The board worked hard to hit the Ministry of Health target but fell short by a small margin.
''We purchased additional outsourced surgery to try to make target but still just missed.
''The $1 million we did not get as a result of missing target did not affect the outcome for surgery, as we had invested to make the target, even though we missed, and the result impacted the revenue, rather than the surgery.
''Our deficit would have been a million better had we hit target as we would have got a million more revenue,'' Mr Thomson said.
The deficit was $21.8 million.
Dunedin woman Belinda Smith Lyttle (60) missed out on hip surgery last year, despite her surgeon saying she needed it. She paid nearly $25,000 to have the operation privately.
The osteoarthritis and spinal scoliosis sufferer said she would defer her retirement for a few years in order to afford the operation.
Last year, a Dunedin Hospital surgeon told her she met the criteria, but then the board wrote to her turning her down.
The letter said: ''The specialist has recommended that you would benefit from this surgery, however your current condition falls below the level of need at which we are able to offer you surgical treatment at this time.''
Ms Smith Lyttle had been in a great deal of pain and was walking with a stick.
Asked about criticism of the target system, commissioner Kathy Grant said the board had no choice but to operate under that framework.
''Any individual is entitled to have a view as to the rules of engagement, but these are the present rules of engagement ... under which we are presently operating,'' Mrs Grant said.
The Ministry of Health critical projects director Michael Hundleby said the board would have received the revenue if it met the target.
He said it was not a financial penalty, but meant the board missed out on revenue.
Meanwhile, Private Surgical Hospitals Association president Ian England issued a statement saying private hospitals were ''well placed'' to meet public sector demand for surgery.

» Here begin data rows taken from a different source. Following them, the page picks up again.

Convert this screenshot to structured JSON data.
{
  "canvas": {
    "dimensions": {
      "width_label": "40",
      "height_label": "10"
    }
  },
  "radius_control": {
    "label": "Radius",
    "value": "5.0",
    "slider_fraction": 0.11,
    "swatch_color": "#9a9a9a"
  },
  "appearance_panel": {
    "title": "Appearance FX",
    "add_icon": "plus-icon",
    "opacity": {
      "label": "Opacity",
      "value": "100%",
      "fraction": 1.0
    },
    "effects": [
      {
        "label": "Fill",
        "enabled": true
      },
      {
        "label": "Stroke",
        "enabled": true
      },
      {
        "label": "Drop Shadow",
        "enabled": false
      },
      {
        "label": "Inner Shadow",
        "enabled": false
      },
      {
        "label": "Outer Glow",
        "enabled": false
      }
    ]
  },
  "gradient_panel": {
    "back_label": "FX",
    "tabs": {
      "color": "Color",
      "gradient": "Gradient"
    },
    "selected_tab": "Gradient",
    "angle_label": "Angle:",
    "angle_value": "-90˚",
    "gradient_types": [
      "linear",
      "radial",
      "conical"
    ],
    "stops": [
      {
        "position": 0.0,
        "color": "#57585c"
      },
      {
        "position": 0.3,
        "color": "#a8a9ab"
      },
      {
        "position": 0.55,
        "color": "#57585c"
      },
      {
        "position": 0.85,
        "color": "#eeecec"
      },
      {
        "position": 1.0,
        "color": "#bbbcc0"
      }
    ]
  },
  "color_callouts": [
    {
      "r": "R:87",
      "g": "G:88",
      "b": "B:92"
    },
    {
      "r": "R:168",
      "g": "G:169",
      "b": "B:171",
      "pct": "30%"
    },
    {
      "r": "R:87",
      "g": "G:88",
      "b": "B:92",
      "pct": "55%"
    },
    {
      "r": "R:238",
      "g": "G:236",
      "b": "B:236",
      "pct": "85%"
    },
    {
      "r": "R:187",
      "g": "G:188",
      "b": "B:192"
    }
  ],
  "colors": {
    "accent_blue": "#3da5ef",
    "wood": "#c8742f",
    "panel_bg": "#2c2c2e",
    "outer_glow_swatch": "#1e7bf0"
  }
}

''No matter what the Ministry of Health says, there is a significant unmet demand for surgery in New Zealand and private surgical hospitals around the country are well placed to meet it. Dunedin is not the only hospital with this problem. Most DHBs will be under similar capacity shortage pressures.
''Government has two choices. Either build more theatres and bed capacity at huge taxpayer expense, or use existing facilities in the private sector at a much reduced cost,'' Mr England said.